Then Moore and I started for home. As we left the house, he proposed we go in a boat, of which there seemed to be plenty and to spare at the dock.

In preference to a canoe, Keeley selected a trim round-bottomed rowboat, and we started off.

He did the rowing, by choice, and he bent to his oars in silence. I too felt disinclined to talk, and we shot along the water, propelled by his long steady strokes.

I looked about me. The whole scene was a setting for peace and happiness—not for crime. Yet here was black crime, stalking through the landscape, aiming for Pleasure Dome, and clutching in its wicked hand the master of the noble estate.

I looked back at the wonderful view. The great house, built on a gently sloping hill, shone white in the summer sunlight.

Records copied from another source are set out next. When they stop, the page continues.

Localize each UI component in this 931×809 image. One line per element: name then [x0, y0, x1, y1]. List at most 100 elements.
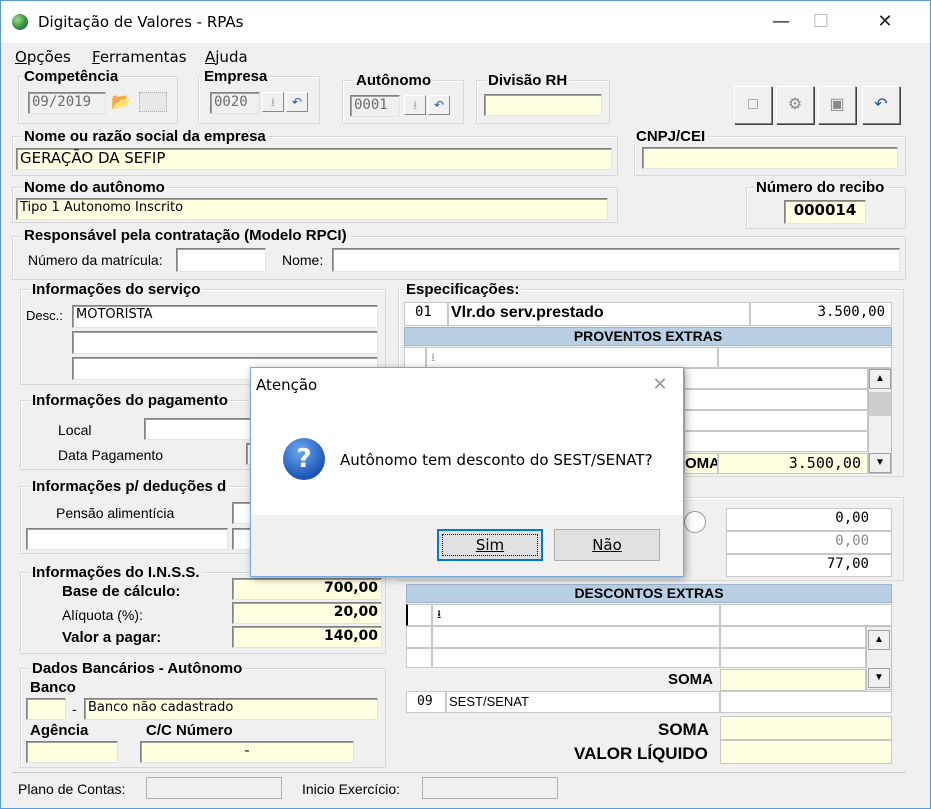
- inicio-exercicio-label: Inicio Exercício:: [302, 781, 401, 797]
- save-button[interactable]: ▣: [818, 86, 856, 124]
- window-title: Digitação de Valores - RPAs: [38, 13, 244, 31]
- nome-autonomo-input[interactable]: Tipo 1 Autonomo Inscrito: [16, 198, 608, 220]
- banco-label: Banco: [30, 679, 76, 696]
- status-divider: [12, 772, 906, 773]
- valor-liquido-label: VALOR LÍQUIDO: [574, 744, 708, 763]
- row9-desc: SEST/SENAT: [446, 691, 720, 713]
- desc-label: Desc.:: [26, 308, 63, 323]
- desc-line-1[interactable]: MOTORISTA: [72, 305, 378, 328]
- empresa-undo-icon[interactable]: ↶: [286, 92, 308, 112]
- desc-line-2[interactable]: [72, 331, 378, 354]
- soma-final-label: SOMA: [658, 720, 709, 739]
- row9-code: 09: [406, 691, 446, 713]
- descontos-dropdown-icon[interactable]: ⭳: [432, 604, 720, 626]
- proventos-soma-value: 3.500,00: [718, 453, 868, 474]
- new-document-button[interactable]: □: [734, 86, 772, 124]
- descontos-row-2[interactable]: [432, 626, 720, 648]
- close-button[interactable]: ✕: [870, 10, 900, 34]
- deducoes-label: Informações p/ deduções d: [30, 478, 229, 495]
- data-pagamento-label: Data Pagamento: [58, 447, 164, 463]
- proventos-row-4[interactable]: [684, 410, 868, 431]
- valor-liquido-value: [720, 740, 892, 764]
- empresa-label: Empresa: [202, 68, 270, 85]
- banco-nome-input[interactable]: Banco não cadastrado: [84, 698, 378, 720]
- matricula-label: Número da matrícula:: [28, 252, 163, 268]
- pagamento-label: Informações do pagamento: [30, 392, 230, 409]
- competencia-input[interactable]: 09/2019: [28, 92, 106, 114]
- descontos-scroll-up-icon[interactable]: ▲: [868, 630, 890, 650]
- descontos-row-3[interactable]: [432, 648, 720, 668]
- autonomo-label: Autônomo: [354, 72, 433, 89]
- matricula-input[interactable]: [176, 248, 266, 272]
- yes-button[interactable]: Sim: [437, 529, 543, 561]
- descontos-scroll-down-icon[interactable]: ▼: [868, 668, 890, 688]
- app-globe-icon: [12, 14, 28, 30]
- proventos-row-5[interactable]: [684, 431, 868, 452]
- cc-numero-input[interactable]: -: [140, 741, 354, 763]
- question-icon: ?: [283, 438, 325, 480]
- local-input[interactable]: [144, 418, 254, 440]
- descontos-row-2-value[interactable]: [720, 626, 866, 648]
- banco-code-input[interactable]: [26, 698, 66, 720]
- menu-ferramentas[interactable]: Ferramentas: [92, 48, 187, 66]
- empresa-dropdown-icon[interactable]: ⭳: [262, 92, 284, 112]
- dialog-close-icon[interactable]: ✕: [648, 372, 672, 396]
- inss-label: Informações do I.N.S.S.: [30, 564, 202, 581]
- descontos-soma-label: SOMA: [668, 671, 713, 688]
- nome-empresa-input[interactable]: GERAÇÃO DA SEFIP: [16, 148, 612, 170]
- total-value-3: 77,00: [726, 554, 892, 577]
- menu-opcoes[interactable]: Opções: [15, 48, 71, 66]
- autonomo-dropdown-icon[interactable]: ⭳: [404, 95, 426, 115]
- proventos-value-cell[interactable]: [718, 347, 892, 368]
- maximize-button[interactable]: ☐: [806, 10, 836, 34]
- plano-contas-field: [146, 777, 282, 799]
- descontos-row-2-marker: [406, 626, 432, 648]
- proventos-scroll-down-icon[interactable]: ▼: [869, 453, 891, 473]
- recibo-label: Número do recibo: [754, 179, 887, 196]
- nome-responsavel-input[interactable]: [332, 248, 900, 272]
- base-calculo-value[interactable]: 700,00: [232, 578, 382, 600]
- yes-button-focus-ring: [442, 534, 538, 556]
- minimize-button[interactable]: —: [766, 10, 796, 34]
- nome-autonomo-label: Nome do autônomo: [22, 179, 167, 196]
- empresa-input[interactable]: 0020: [210, 92, 260, 114]
- recibo-value: 000014: [784, 200, 866, 224]
- soma-final-value: [720, 716, 892, 740]
- undo-button[interactable]: ↶: [862, 86, 900, 124]
- calculator-icon[interactable]: [139, 92, 167, 112]
- descontos-row-3-value[interactable]: [720, 648, 866, 668]
- menu-ajuda[interactable]: Ajuda: [205, 48, 248, 66]
- menu-ajuda-rest: juda: [215, 48, 248, 66]
- radio-option[interactable]: [684, 511, 706, 533]
- proventos-scroll-thumb[interactable]: [869, 392, 891, 416]
- proventos-dropdown-icon[interactable]: ⭳: [426, 347, 718, 368]
- aliquota-value[interactable]: 20,00: [232, 602, 382, 624]
- autonomo-input[interactable]: 0001: [350, 95, 400, 117]
- divisao-input[interactable]: [484, 94, 602, 116]
- delete-button[interactable]: ⚙: [776, 86, 814, 124]
- total-value-1: 0,00: [726, 508, 892, 531]
- descontos-value-cell[interactable]: [720, 604, 892, 626]
- valor-pagar-value[interactable]: 140,00: [232, 626, 382, 648]
- autonomo-undo-icon[interactable]: ↶: [428, 95, 450, 115]
- agencia-input[interactable]: [26, 741, 118, 763]
- row9-value: [720, 691, 892, 713]
- menu-ferramentas-rest: erramentas: [99, 48, 187, 66]
- dialog-message: Autônomo tem desconto do SEST/SENAT?: [340, 451, 653, 469]
- proventos-row-2[interactable]: [684, 368, 868, 389]
- valor-pagar-label: Valor a pagar:: [62, 629, 162, 646]
- row1-value: 3.500,00: [750, 302, 892, 326]
- deducoes-desc-input[interactable]: [26, 528, 228, 550]
- proventos-row-3[interactable]: [684, 389, 868, 410]
- descontos-row-marker: [406, 604, 432, 626]
- cc-numero-label: C/C Número: [146, 722, 233, 739]
- competencia-label: Competência: [22, 68, 121, 85]
- open-folder-icon[interactable]: 📂: [111, 92, 135, 112]
- responsavel-label: Responsável pela contratação (Modelo RPC…: [22, 227, 349, 244]
- cnpj-input[interactable]: [642, 147, 898, 169]
- proventos-scroll-up-icon[interactable]: ▲: [869, 369, 891, 389]
- banco-separator: -: [72, 701, 77, 717]
- nome-empresa-label: Nome ou razão social da empresa: [22, 128, 268, 145]
- aliquota-label: Alíquota (%):: [62, 607, 143, 623]
- no-button[interactable]: Não: [554, 529, 660, 561]
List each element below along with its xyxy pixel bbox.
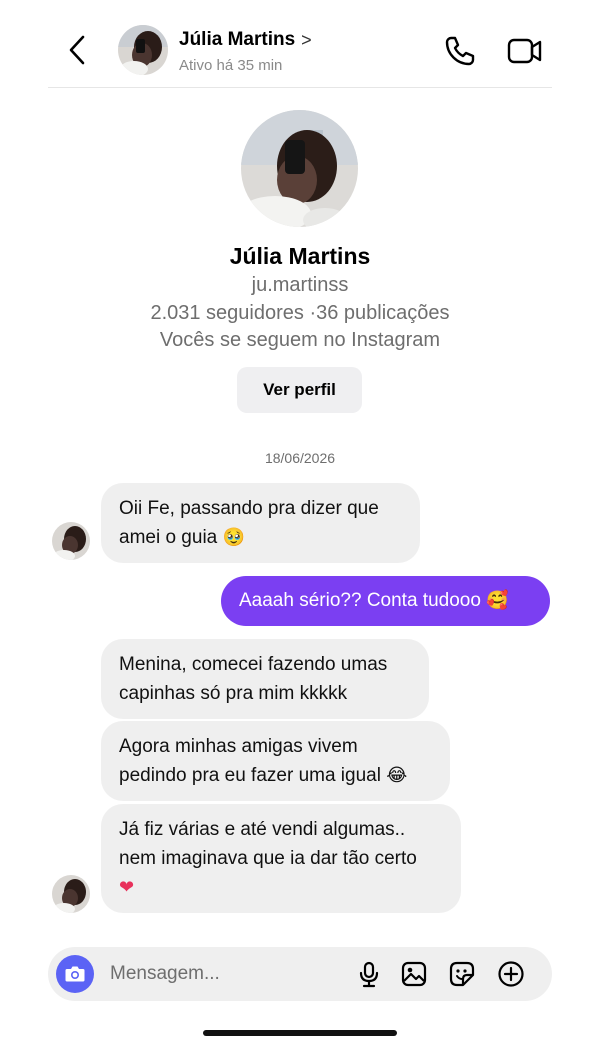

The densely growing trees, judiciously thinned out or cut into vistas, made a perfect background, and the foreground lake, shimmering now as the sun caught its wavelets, veiled its dangers and treachery beneath a guise of smiling light.

We went on and on and I suddenly realized that we had passed the Moore bungalow.

“Keeley,” I said, thinking he had forgotten to land, “where are you going?”

“To the Island,” he replied, and his face wore an inscrutable look, “Come along, Gray, but for Heaven’s sake don’t say anything foolish. Better not open your mouth at all. Better yet, stay in the boat——”

“No,” I cried, “I’m going with you. Don’t be silly, Kee, I sha’n’t make a fool of myself.”

“Well, try not to, anyway,” he said, grimly, and then we made a landing at Alma Remsen’s home.